Most of the odorant "partners" of the 400 or so olfactory receptors – the so-called "primary scents" – remain unknown, but perfumers dream of the creative possibilities, if only they knew what they were. That's because, although each receptor may bind to only one or a very few odorants, triggering an electrical signal to the brain, what the brain perceives is a result of the combination of incoming signals from all receptors. It's that combinatorial power that creates the richness of our olfactory worlds. Think what a painter can do with three primary colours and a chef with five categories of taste, and imagine what a perfumer could do with a palette of 400 primary scents.
Lancet says that the genetic tools that are now available could help researchers to solve another olfactory puzzle, too: why some people are more sensitive overall to smells than others.
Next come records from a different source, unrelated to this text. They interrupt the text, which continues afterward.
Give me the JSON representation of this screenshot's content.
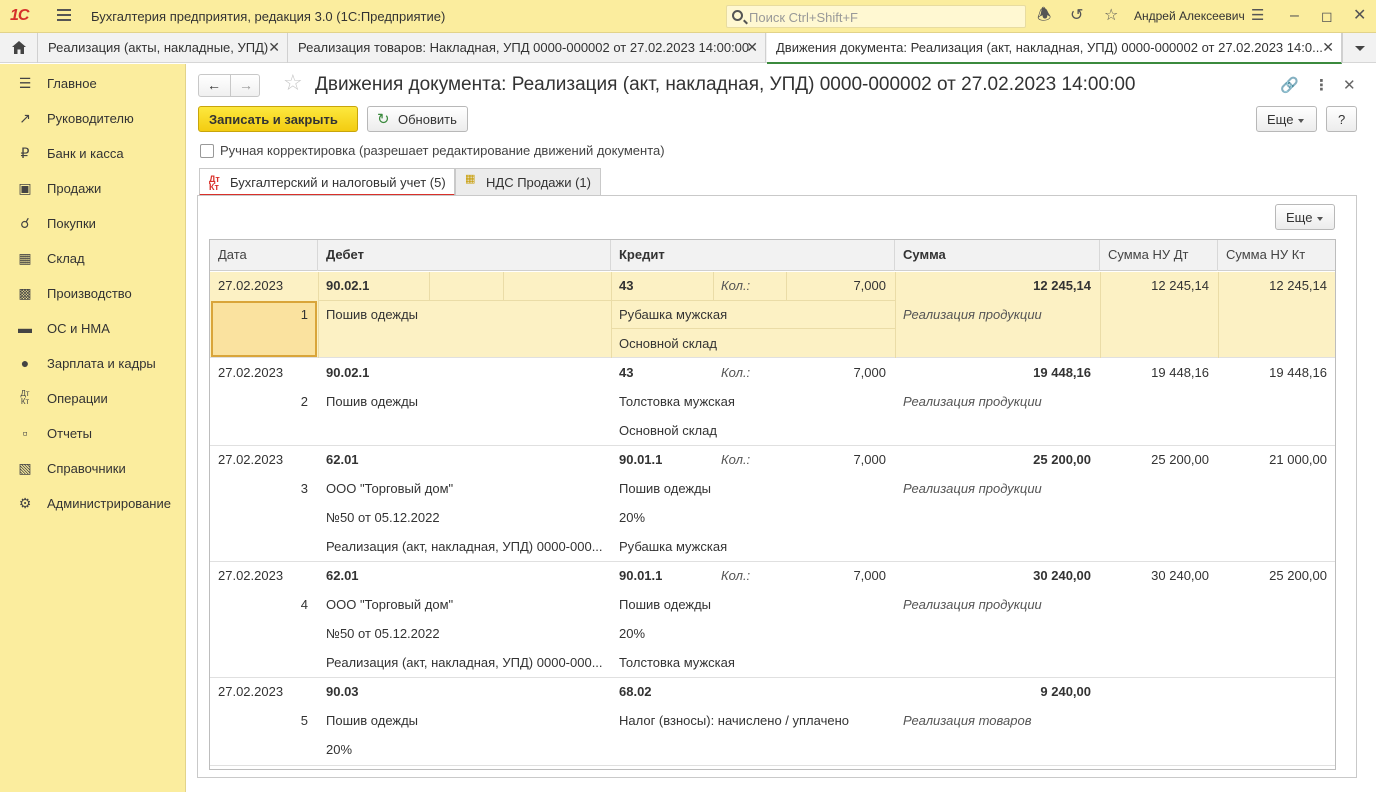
{
  "titlebar": {
    "logo": "1С",
    "app_title": "Бухгалтерия предприятия, редакция 3.0  (1С:Предприятие)",
    "search_placeholder": "Поиск Ctrl+Shift+F",
    "user": "Андрей Алексеевич",
    "icons": [
      "bell-icon",
      "history-icon",
      "star-icon",
      "settings-lines-icon",
      "minimize-icon",
      "maximize-icon",
      "close-icon"
    ]
  },
  "tabs": [
    {
      "label": "Реализация (акты, накладные, УПД)",
      "active": false
    },
    {
      "label": "Реализация товаров: Накладная, УПД 0000-000002 от 27.02.2023 14:00:00",
      "active": false
    },
    {
      "label": "Движения документа: Реализация (акт, накладная, УПД) 0000-000002 от 27.02.2023 14:0...",
      "active": true
    }
  ],
  "sidebar": {
    "items": [
      {
        "label": "Главное",
        "icon": "menu-lines-icon"
      },
      {
        "label": "Руководителю",
        "icon": "trend-icon"
      },
      {
        "label": "Банк и касса",
        "icon": "ruble-icon"
      },
      {
        "label": "Продажи",
        "icon": "bag-icon"
      },
      {
        "label": "Покупки",
        "icon": "cart-icon"
      },
      {
        "label": "Склад",
        "icon": "warehouse-icon"
      },
      {
        "label": "Производство",
        "icon": "factory-icon"
      },
      {
        "label": "ОС и НМА",
        "icon": "truck-icon"
      },
      {
        "label": "Зарплата и кадры",
        "icon": "person-icon"
      },
      {
        "label": "Операции",
        "icon": "dt-kt-icon"
      },
      {
        "label": "Отчеты",
        "icon": "bar-chart-icon"
      },
      {
        "label": "Справочники",
        "icon": "book-icon"
      },
      {
        "label": "Администрирование",
        "icon": "gear-icon"
      }
    ]
  },
  "form": {
    "title": "Движения документа: Реализация (акт, накладная, УПД) 0000-000002 от 27.02.2023 14:00:00",
    "save_close": "Записать и закрыть",
    "refresh": "Обновить",
    "more": "Еще",
    "help": "?",
    "manual_correction": "Ручная корректировка (разрешает редактирование движений документа)",
    "tab_accounting": "Бухгалтерский и налоговый учет (5)",
    "tab_vat": "НДС Продажи (1)",
    "table_more": "Еще"
  },
  "table": {
    "columns": [
      "Дата",
      "Дебет",
      "Кредит",
      "Сумма",
      "Сумма НУ Дт",
      "Сумма НУ Кт"
    ],
    "rows": [
      {
        "date": "27.02.2023",
        "num": "1",
        "debit": [
          "90.02.1",
          "Пошив одежды",
          ""
        ],
        "credit": [
          "43",
          "Рубашка мужская",
          "Основной склад"
        ],
        "qty_label": "Кол.:",
        "qty": "7,000",
        "sum": "12 245,14",
        "sum_note": "Реализация продукции",
        "nu_dt": "12 245,14",
        "nu_kt": "12 245,14"
      },
      {
        "date": "27.02.2023",
        "num": "2",
        "debit": [
          "90.02.1",
          "Пошив одежды",
          ""
        ],
        "credit": [
          "43",
          "Толстовка мужская",
          "Основной склад"
        ],
        "qty_label": "Кол.:",
        "qty": "7,000",
        "sum": "19 448,16",
        "sum_note": "Реализация продукции",
        "nu_dt": "19 448,16",
        "nu_kt": "19 448,16"
      },
      {
        "date": "27.02.2023",
        "num": "3",
        "debit": [
          "62.01",
          "ООО \"Торговый дом\"",
          "№50 от 05.12.2022",
          "Реализация (акт, накладная, УПД) 0000-000..."
        ],
        "credit": [
          "90.01.1",
          "Пошив одежды",
          "20%",
          "Рубашка мужская"
        ],
        "qty_label": "Кол.:",
        "qty": "7,000",
        "sum": "25 200,00",
        "sum_note": "Реализация продукции",
        "nu_dt": "25 200,00",
        "nu_kt": "21 000,00"
      },
      {
        "date": "27.02.2023",
        "num": "4",
        "debit": [
          "62.01",
          "ООО \"Торговый дом\"",
          "№50 от 05.12.2022",
          "Реализация (акт, накладная, УПД) 0000-000..."
        ],
        "credit": [
          "90.01.1",
          "Пошив одежды",
          "20%",
          "Толстовка мужская"
        ],
        "qty_label": "Кол.:",
        "qty": "7,000",
        "sum": "30 240,00",
        "sum_note": "Реализация продукции",
        "nu_dt": "30 240,00",
        "nu_kt": "25 200,00"
      },
      {
        "date": "27.02.2023",
        "num": "5",
        "debit": [
          "90.03",
          "Пошив одежды",
          "20%"
        ],
        "credit": [
          "68.02",
          "Налог (взносы): начислено / уплачено",
          ""
        ],
        "qty_label": "",
        "qty": "",
        "sum": "9 240,00",
        "sum_note": "Реализация товаров",
        "nu_dt": "",
        "nu_kt": ""
      }
    ]
  }
}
One in 5,000 people is born without any sense of smell at all, while at the other end of the spectrum are those individuals who have a higher than average general sensitivity, some of whom may gravitate to the perfume industry.
He suspects that the biological culprits in this case are not the olfactory receptors themselves, which are responsible for specific anosmias, but the proteins that ensure the efficient transmission of the signals elicited by those receptors to higher processing areas in the brain – transmission pathways that are shared by all receptors. "What is fascinating to me is the idea that we could discover a gene or genes that underlie this general sensitivity to odorants, so that we might be able to 'type' those professional noses and say, 'A-ha, we now understand why you are in your profession,'" Lancet says.
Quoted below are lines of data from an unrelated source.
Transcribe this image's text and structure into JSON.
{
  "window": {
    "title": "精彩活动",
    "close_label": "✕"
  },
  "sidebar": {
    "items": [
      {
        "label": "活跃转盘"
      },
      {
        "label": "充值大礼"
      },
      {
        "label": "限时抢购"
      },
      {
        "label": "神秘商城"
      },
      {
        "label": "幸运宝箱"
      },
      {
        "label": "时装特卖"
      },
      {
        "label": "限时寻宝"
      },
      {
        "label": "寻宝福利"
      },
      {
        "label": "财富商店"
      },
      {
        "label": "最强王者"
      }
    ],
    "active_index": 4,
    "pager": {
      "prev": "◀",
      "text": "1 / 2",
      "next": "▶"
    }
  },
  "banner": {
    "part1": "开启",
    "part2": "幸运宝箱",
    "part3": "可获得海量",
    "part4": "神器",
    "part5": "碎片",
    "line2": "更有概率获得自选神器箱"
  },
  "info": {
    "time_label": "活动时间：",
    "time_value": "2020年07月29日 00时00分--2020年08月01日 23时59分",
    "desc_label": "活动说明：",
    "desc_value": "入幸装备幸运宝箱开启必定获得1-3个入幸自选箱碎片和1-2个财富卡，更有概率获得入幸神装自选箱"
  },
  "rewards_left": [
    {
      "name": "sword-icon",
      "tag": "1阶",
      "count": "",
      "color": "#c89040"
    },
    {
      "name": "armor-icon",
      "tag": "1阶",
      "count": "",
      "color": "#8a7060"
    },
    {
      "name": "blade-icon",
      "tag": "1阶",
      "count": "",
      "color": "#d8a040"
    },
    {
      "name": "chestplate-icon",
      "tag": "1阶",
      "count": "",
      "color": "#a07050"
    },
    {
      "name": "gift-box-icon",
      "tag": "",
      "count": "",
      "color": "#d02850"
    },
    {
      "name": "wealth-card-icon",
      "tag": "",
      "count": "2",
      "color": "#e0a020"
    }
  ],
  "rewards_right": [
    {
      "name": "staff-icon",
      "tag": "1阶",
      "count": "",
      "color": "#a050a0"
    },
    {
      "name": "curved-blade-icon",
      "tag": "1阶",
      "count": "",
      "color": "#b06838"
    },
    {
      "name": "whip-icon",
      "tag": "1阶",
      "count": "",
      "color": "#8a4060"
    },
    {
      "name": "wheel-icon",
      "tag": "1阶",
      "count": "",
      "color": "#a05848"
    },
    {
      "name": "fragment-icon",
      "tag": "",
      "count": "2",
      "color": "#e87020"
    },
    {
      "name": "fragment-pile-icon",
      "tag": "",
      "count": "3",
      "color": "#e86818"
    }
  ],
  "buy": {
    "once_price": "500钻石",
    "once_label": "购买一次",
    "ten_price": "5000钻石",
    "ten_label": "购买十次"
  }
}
The implications of the new research go wider than smell, however. Most of our sensation of taste comes from the odorants in food stimulating our olfactory receptors. "The wonderful enjoyment of a fresh tomato is practically only in the nose," Lancet says. Awareness of individual variation in smell has already filtered through to the wine world, launching a debate about how valuable experts' advice really is, when they may be having different smell – and hence taste – experiences from other people.
The science of smell could even throw light on patterns of human disease. It's now known that many diseases are polygenic – that is, they are the products of the cumulative, small effects of many genes, just as a person's range of olfactory sensitivities is the product of a certain combination of genes and pseudogenes. In both cases, the effect of a single mutation is minimal, and mutations spread fairly easily through a population. With monogenic diseases such as haemophilia, on the other hand, a single mutation is so disruptive that natural selection generally acts to eliminate it from the gene pool, usually by killing an affected individual before he or she reaches reproductive age.
Thanks to Buck and Axel, scientists know a lot more about the genetics of olfaction than they do about most polygenic diseases, and they are now studying the former in order to understand how the latter arise and spread through a population – an inspired piece of lateral thinking which the Nobel Prize committee may or may not have foreseen when they bestowed their honour in 2004.